What are the different types of brake pad chamfers?
Why manufacturers use design brake pad chamfers
A brake pad chamfer is cut or ground into the brake pad after it’s formed and cured. The chamfer’s main goal is to reduce vibration noise from the leading or trailing edge of the brake pad when it first touches the rotor. In addition, the taper provides a smaller contact area in the center of the pad where maximum braking pressure is applied.
The car makers usually determine the type of chamfer based on the rotor metalurgy, size and design, along with the weight of the vehicle, power assist installed for that vehicle. Chamfers also reduce backing plate flex.

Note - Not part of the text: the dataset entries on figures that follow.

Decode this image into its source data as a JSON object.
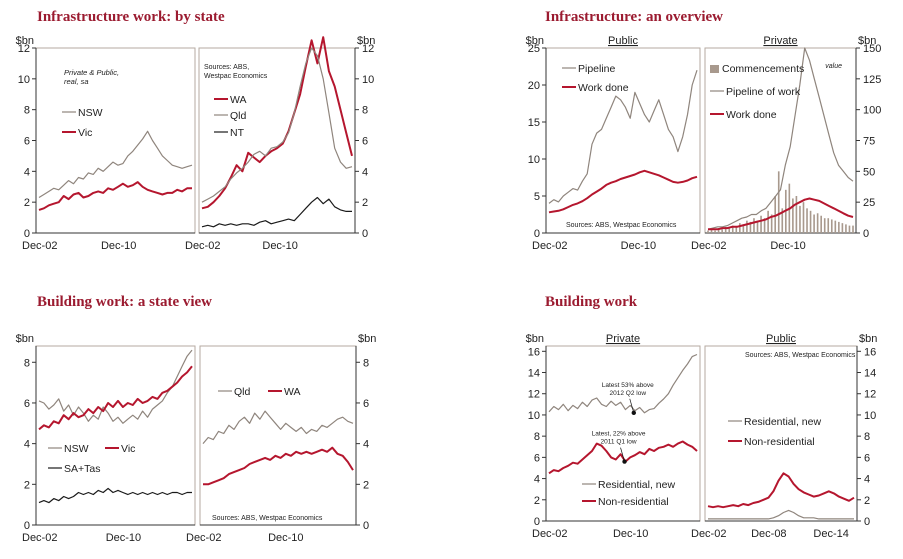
{
  "titles": {
    "tl": "Infrastructure work: by state",
    "tr": "Infrastructure: an overview",
    "bl": "Building work: a state view",
    "br": "Building work"
  },
  "colors": {
    "red": "#b5162e",
    "grey": "#8f857d",
    "dark": "#1a1a1a",
    "bar": "#a8998d",
    "title": "#9b1b30"
  },
  "chart_data": [
    {
      "id": "infra_state_left",
      "type": "line",
      "ylabel": "$bn",
      "ylim": [
        0,
        12
      ],
      "yticks": [
        0,
        2,
        4,
        6,
        8,
        10,
        12
      ],
      "xticks": [
        "Dec-02",
        "Dec-10"
      ],
      "x_range": [
        "Dec-02",
        "Sep-17"
      ],
      "note": [
        "Private & Public,",
        "real, sa"
      ],
      "series": [
        {
          "name": "NSW",
          "color": "grey",
          "values": [
            2.3,
            2.5,
            2.7,
            2.9,
            2.8,
            3.1,
            3.4,
            3.2,
            3.6,
            3.5,
            3.9,
            3.8,
            4.2,
            4.0,
            4.3,
            4.6,
            4.4,
            4.5,
            5.0,
            5.3,
            5.7,
            6.1,
            6.6,
            6.0,
            5.5,
            5.0,
            4.7,
            4.4,
            4.3,
            4.2,
            4.3,
            4.4
          ]
        },
        {
          "name": "Vic",
          "color": "red",
          "values": [
            1.5,
            1.6,
            1.8,
            1.9,
            2.0,
            2.4,
            2.2,
            2.5,
            2.6,
            2.3,
            2.4,
            2.6,
            2.7,
            2.6,
            2.9,
            2.8,
            3.0,
            3.2,
            3.0,
            3.1,
            3.3,
            3.0,
            2.8,
            2.7,
            2.6,
            2.5,
            2.6,
            2.6,
            2.8,
            2.7,
            2.9,
            2.9
          ]
        }
      ]
    },
    {
      "id": "infra_state_right",
      "type": "line",
      "ylabel": "$bn",
      "ylim": [
        0,
        12
      ],
      "yticks": [
        0,
        2,
        4,
        6,
        8,
        10,
        12
      ],
      "xticks": [
        "Dec-02",
        "Dec-10"
      ],
      "x_range": [
        "Dec-02",
        "Sep-17"
      ],
      "note": [
        "Sources: ABS,",
        "Westpac Economics"
      ],
      "series": [
        {
          "name": "WA",
          "color": "red",
          "values": [
            1.6,
            1.7,
            2.0,
            2.4,
            2.9,
            3.6,
            4.4,
            4.0,
            5.2,
            4.9,
            4.6,
            5.0,
            5.3,
            5.5,
            5.8,
            6.6,
            7.8,
            9.0,
            10.8,
            12.5,
            11.0,
            12.7,
            10.5,
            9.5,
            8.0,
            6.5,
            5.0
          ]
        },
        {
          "name": "Qld",
          "color": "grey",
          "values": [
            2.0,
            2.2,
            2.4,
            2.7,
            3.0,
            3.5,
            3.9,
            4.2,
            4.6,
            5.1,
            5.3,
            5.0,
            5.5,
            5.6,
            5.9,
            6.5,
            7.8,
            9.5,
            11.0,
            12.0,
            11.5,
            10.0,
            7.8,
            5.5,
            4.6,
            4.2,
            4.3
          ]
        },
        {
          "name": "NT",
          "color": "dark",
          "values": [
            0.4,
            0.5,
            0.4,
            0.6,
            0.5,
            0.6,
            0.5,
            0.6,
            0.6,
            0.5,
            0.7,
            0.8,
            0.6,
            0.7,
            0.8,
            0.9,
            0.8,
            1.2,
            1.6,
            2.0,
            2.3,
            1.9,
            2.2,
            1.7,
            1.5,
            1.4,
            1.4
          ]
        }
      ]
    },
    {
      "id": "infra_overview_public",
      "type": "line",
      "panel_title": "Public",
      "ylabel": "$bn",
      "ylim": [
        0,
        25
      ],
      "yticks": [
        0,
        5,
        10,
        15,
        20,
        25
      ],
      "xticks": [
        "Dec-02",
        "Dec-10"
      ],
      "x_range": [
        "Dec-02",
        "Sep-17"
      ],
      "note": [
        "Sources: ABS, Westpac Economics"
      ],
      "series": [
        {
          "name": "Pipeline",
          "color": "grey",
          "values": [
            4.0,
            4.5,
            4.2,
            5.0,
            5.5,
            6.0,
            5.8,
            7.0,
            8.0,
            12.0,
            13.5,
            14.0,
            15.5,
            17.0,
            18.5,
            18.0,
            17.0,
            15.5,
            19.0,
            17.5,
            16.0,
            15.0,
            16.5,
            18.0,
            16.0,
            14.0,
            13.0,
            11.0,
            13.0,
            16.0,
            20.0,
            22.0
          ]
        },
        {
          "name": "Work done",
          "color": "red",
          "values": [
            2.8,
            2.9,
            3.0,
            3.2,
            3.5,
            3.8,
            4.0,
            4.3,
            4.7,
            5.2,
            5.6,
            6.0,
            6.5,
            6.8,
            7.0,
            7.3,
            7.5,
            7.7,
            7.9,
            8.2,
            8.4,
            8.2,
            8.0,
            7.8,
            7.5,
            7.2,
            6.9,
            6.8,
            6.9,
            7.1,
            7.4,
            7.6
          ]
        }
      ]
    },
    {
      "id": "infra_overview_private",
      "type": "line",
      "panel_title": "Private",
      "ylabel": "$bn",
      "ylim": [
        0,
        150
      ],
      "yticks": [
        0,
        25,
        50,
        75,
        100,
        125,
        150
      ],
      "xticks": [
        "Dec-02",
        "Dec-10"
      ],
      "x_range": [
        "Dec-02",
        "Sep-17"
      ],
      "note": [
        "value"
      ],
      "series": [
        {
          "name": "Commencements",
          "color": "bar",
          "kind": "bar",
          "values": [
            2,
            3,
            2,
            4,
            3,
            5,
            4,
            6,
            5,
            8,
            7,
            10,
            9,
            12,
            10,
            14,
            12,
            18,
            15,
            30,
            50,
            20,
            35,
            40,
            28,
            30,
            22,
            25,
            20,
            18,
            15,
            16,
            14,
            12,
            12,
            11,
            10,
            9,
            8,
            7,
            6,
            6
          ]
        },
        {
          "name": "Pipeline of work",
          "color": "grey",
          "values": [
            3,
            4,
            5,
            5,
            6,
            8,
            10,
            12,
            13,
            15,
            15,
            18,
            20,
            25,
            30,
            35,
            55,
            70,
            95,
            120,
            150,
            140,
            125,
            110,
            95,
            80,
            65,
            55,
            50,
            45,
            42
          ]
        },
        {
          "name": "Work done",
          "color": "red",
          "values": [
            3,
            3,
            3,
            4,
            4,
            5,
            5,
            6,
            7,
            8,
            9,
            10,
            11,
            13,
            14,
            16,
            18,
            20,
            23,
            25,
            27,
            28,
            27,
            26,
            24,
            22,
            20,
            18,
            16,
            14,
            13
          ]
        }
      ]
    },
    {
      "id": "building_state_left",
      "type": "line",
      "ylabel": "$bn",
      "ylim": [
        0,
        8.8
      ],
      "yticks": [
        0,
        2,
        4,
        6,
        8
      ],
      "xticks": [
        "Dec-02",
        "Dec-10"
      ],
      "x_range": [
        "Dec-02",
        "Sep-17"
      ],
      "series": [
        {
          "name": "NSW",
          "color": "grey",
          "values": [
            6.1,
            6.0,
            5.7,
            5.9,
            6.2,
            5.6,
            5.9,
            5.4,
            5.8,
            5.5,
            5.1,
            5.4,
            5.2,
            5.8,
            5.5,
            5.1,
            5.3,
            5.0,
            5.2,
            5.4,
            5.2,
            5.6,
            5.3,
            5.7,
            5.9,
            6.1,
            6.5,
            6.8,
            7.3,
            7.8,
            8.3,
            8.6
          ]
        },
        {
          "name": "Vic",
          "color": "red",
          "values": [
            4.7,
            4.9,
            4.8,
            5.1,
            5.0,
            5.4,
            5.2,
            5.5,
            5.3,
            5.4,
            5.7,
            5.5,
            5.8,
            5.6,
            6.0,
            5.8,
            6.1,
            5.8,
            6.0,
            5.9,
            6.2,
            6.0,
            6.1,
            6.3,
            6.2,
            6.5,
            6.6,
            6.8,
            7.0,
            7.3,
            7.5,
            7.8
          ]
        },
        {
          "name": "SA+Tas",
          "color": "dark",
          "values": [
            1.1,
            1.2,
            1.1,
            1.3,
            1.2,
            1.4,
            1.3,
            1.4,
            1.6,
            1.5,
            1.6,
            1.5,
            1.7,
            1.6,
            1.8,
            1.6,
            1.7,
            1.6,
            1.5,
            1.6,
            1.5,
            1.6,
            1.5,
            1.6,
            1.5,
            1.6,
            1.5,
            1.6,
            1.6,
            1.5,
            1.6,
            1.6
          ]
        }
      ]
    },
    {
      "id": "building_state_right",
      "type": "line",
      "ylabel": "$bn",
      "ylim": [
        0,
        8.8
      ],
      "yticks": [
        0,
        2,
        4,
        6,
        8
      ],
      "xticks": [
        "Dec-02",
        "Dec-10"
      ],
      "x_range": [
        "Dec-02",
        "Sep-17"
      ],
      "note": [
        "Sources: ABS, Westpac Economics"
      ],
      "series": [
        {
          "name": "Qld",
          "color": "grey",
          "values": [
            4.0,
            4.3,
            4.2,
            4.6,
            4.5,
            4.9,
            4.7,
            5.1,
            5.3,
            5.0,
            5.5,
            5.2,
            5.6,
            5.3,
            5.0,
            4.7,
            5.0,
            4.8,
            4.6,
            4.8,
            4.5,
            4.7,
            4.6,
            4.9,
            4.8,
            5.0,
            5.2,
            5.3,
            5.1,
            5.0
          ]
        },
        {
          "name": "WA",
          "color": "red",
          "values": [
            2.0,
            2.0,
            2.1,
            2.2,
            2.3,
            2.5,
            2.6,
            2.7,
            2.8,
            3.0,
            3.1,
            3.2,
            3.3,
            3.2,
            3.4,
            3.3,
            3.5,
            3.4,
            3.6,
            3.5,
            3.6,
            3.5,
            3.6,
            3.7,
            3.6,
            3.8,
            3.5,
            3.4,
            3.1,
            2.7
          ]
        }
      ]
    },
    {
      "id": "building_private",
      "type": "line",
      "panel_title": "Private",
      "ylabel": "$bn",
      "ylim": [
        0,
        16.5
      ],
      "yticks": [
        0,
        2,
        4,
        6,
        8,
        10,
        12,
        14,
        16
      ],
      "xticks": [
        "Dec-02",
        "Dec-10"
      ],
      "x_range": [
        "Dec-02",
        "Sep-17"
      ],
      "annotations": [
        {
          "text": [
            "Latest 53% above",
            "2012 Q2 low"
          ],
          "x": 0.57,
          "y": 10.2
        },
        {
          "text": [
            "Latest, 22% above",
            "2011 Q1 low"
          ],
          "x": 0.51,
          "y": 5.6
        }
      ],
      "series": [
        {
          "name": "Residential, new",
          "color": "grey",
          "values": [
            10.3,
            10.8,
            10.5,
            11.0,
            10.4,
            10.9,
            10.6,
            11.2,
            10.8,
            11.4,
            11.6,
            11.0,
            10.8,
            11.3,
            10.9,
            11.2,
            10.5,
            10.9,
            10.4,
            10.7,
            10.2,
            10.5,
            10.6,
            11.1,
            11.5,
            12.0,
            12.8,
            13.5,
            14.2,
            14.8,
            15.5,
            15.7
          ]
        },
        {
          "name": "Non-residential",
          "color": "red",
          "values": [
            4.5,
            4.8,
            4.7,
            5.0,
            5.2,
            5.5,
            5.4,
            5.8,
            6.2,
            6.6,
            7.3,
            7.1,
            6.6,
            6.0,
            5.8,
            6.3,
            5.6,
            6.0,
            6.2,
            6.5,
            6.3,
            6.8,
            6.6,
            6.9,
            7.0,
            7.2,
            7.0,
            7.3,
            7.5,
            7.2,
            7.0,
            6.6
          ]
        }
      ]
    },
    {
      "id": "building_public",
      "type": "line",
      "panel_title": "Public",
      "ylabel": "$bn",
      "ylim": [
        0,
        16.5
      ],
      "yticks": [
        0,
        2,
        4,
        6,
        8,
        10,
        12,
        14,
        16
      ],
      "xticks": [
        "Dec-02",
        "Dec-08",
        "Dec-14"
      ],
      "x_range": [
        "Dec-02",
        "Sep-17"
      ],
      "note": [
        "Sources: ABS, Westpac Economics"
      ],
      "series": [
        {
          "name": "Residential, new",
          "color": "grey",
          "values": [
            0.2,
            0.2,
            0.2,
            0.2,
            0.2,
            0.2,
            0.2,
            0.2,
            0.2,
            0.2,
            0.2,
            0.2,
            0.2,
            0.3,
            0.5,
            0.8,
            1.0,
            0.8,
            0.5,
            0.3,
            0.3,
            0.3,
            0.2,
            0.2,
            0.2,
            0.2,
            0.2,
            0.2,
            0.2,
            0.2
          ]
        },
        {
          "name": "Non-residential",
          "color": "red",
          "values": [
            1.4,
            1.3,
            1.4,
            1.3,
            1.4,
            1.5,
            1.4,
            1.6,
            1.5,
            1.7,
            1.8,
            2.0,
            2.2,
            2.8,
            3.8,
            4.5,
            4.2,
            3.5,
            3.0,
            2.7,
            2.5,
            2.3,
            2.4,
            2.6,
            2.8,
            2.6,
            2.3,
            2.1,
            1.9,
            2.2
          ]
        }
      ]
    }
  ]
}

Parallel Segment and Anti-segment (angled) Chamfer
The brake pad manufacturer adds a 25° or 15° chamfer on the leading and trailing edges of the friction block. The taper travels down to the minimum recommended pad thickness. This design removes friction material from the highest vibration areas on the leading and trailing edges of the brake pad.
Compound Diamond Chamfer
A compound chamfer has at least two different angles on the leading and trailing edges of the brake pad. The compound chamfers provide maximum rotor contact while still reducing noise from high vibration areas. This design is commonly used with square shaped pads.
Paralled and Radial J-Scoop Chamfer
The J-Scoop chamfer can be either parallel or radial (matches the angle and curvature of the brake pad). The round edge of the J-scoop provides maximum friction material strength while reducing vibration through the entire pad thickness.